9. Force Majeure. Seller shall have no liability to Buyer for any loss, damage, or expense from any delay or failure of performance due to any cause beyond Seller's control, including, without limitation, war, strike or other labor difficulty, work stoppages or slowdowns, transportation shortages, power, labor or material, freight embargo or other interruption or delay of transportation service riot or civil commotion, acts or regulations of public authorities, default of the supplier, mechanical failures, severe weather conditions, fire or other casualty, or other acts of God.
10. Cancellation. Buyer may cancel or modify any order solely upon the prior written consent of Seller.
11. Returns/Rejections. All rejections and/or claims for nonconforming goods require notification to Seller within thirty (30) days of receipt by Buyer and are subject to inspection by Seller. Goods must be in the form and condition originally delivered to Buyer, Seller has no obligation to accept rejections and/or claims for processed or altered, either in full or in part, Goods. Any claims or rejections not timely made are waived.

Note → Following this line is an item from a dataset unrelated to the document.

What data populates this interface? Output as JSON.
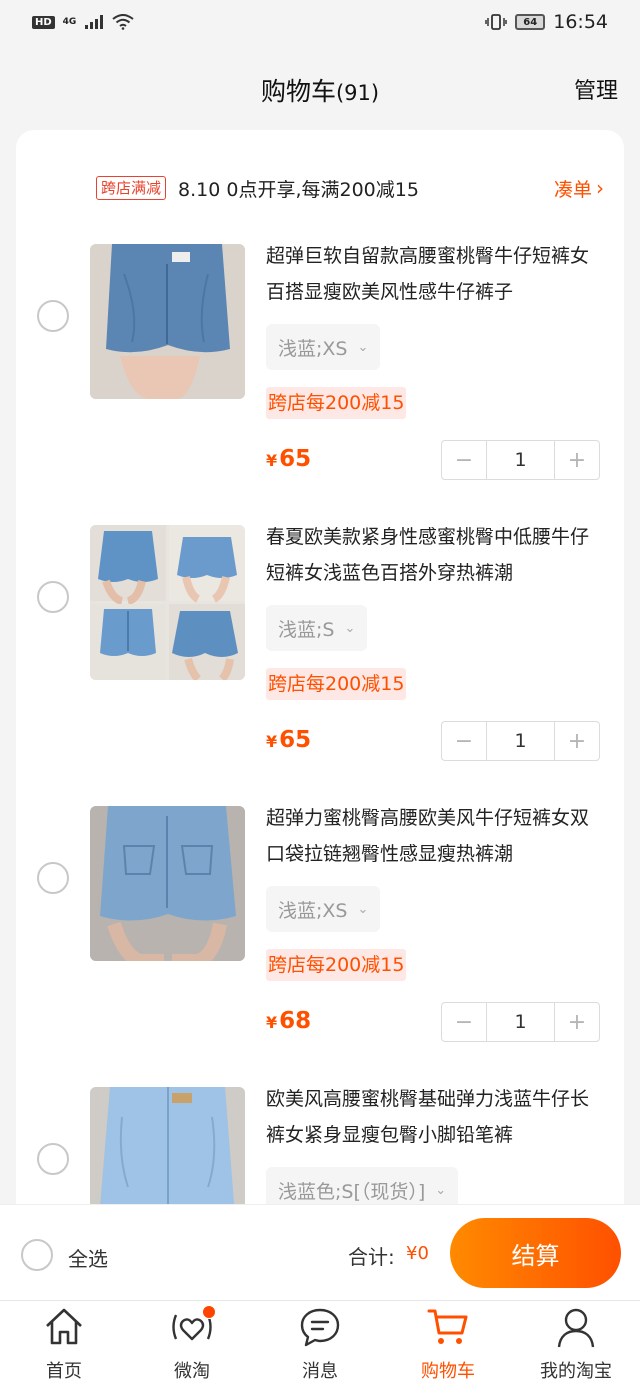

12. Miscellaneous. These terms and conditions of sale shall be construed in accordance with the law of the State of Illinois. The parties expressly agree that jurisdiction and venue of any action arising under this agreement shall be in a court of competent jurisdiction in Cook County, Illinois. This Agreement constitutes the entire understanding and agreement between the parties concerning the subject matter hereof and supersedes all prior agreements, oral or written, and all other communications with respect thereto. Said order may not be assigned by the Buyer without the Seller's prior written consent. Facsimile signatures shall have the binding legal effect of an original signature.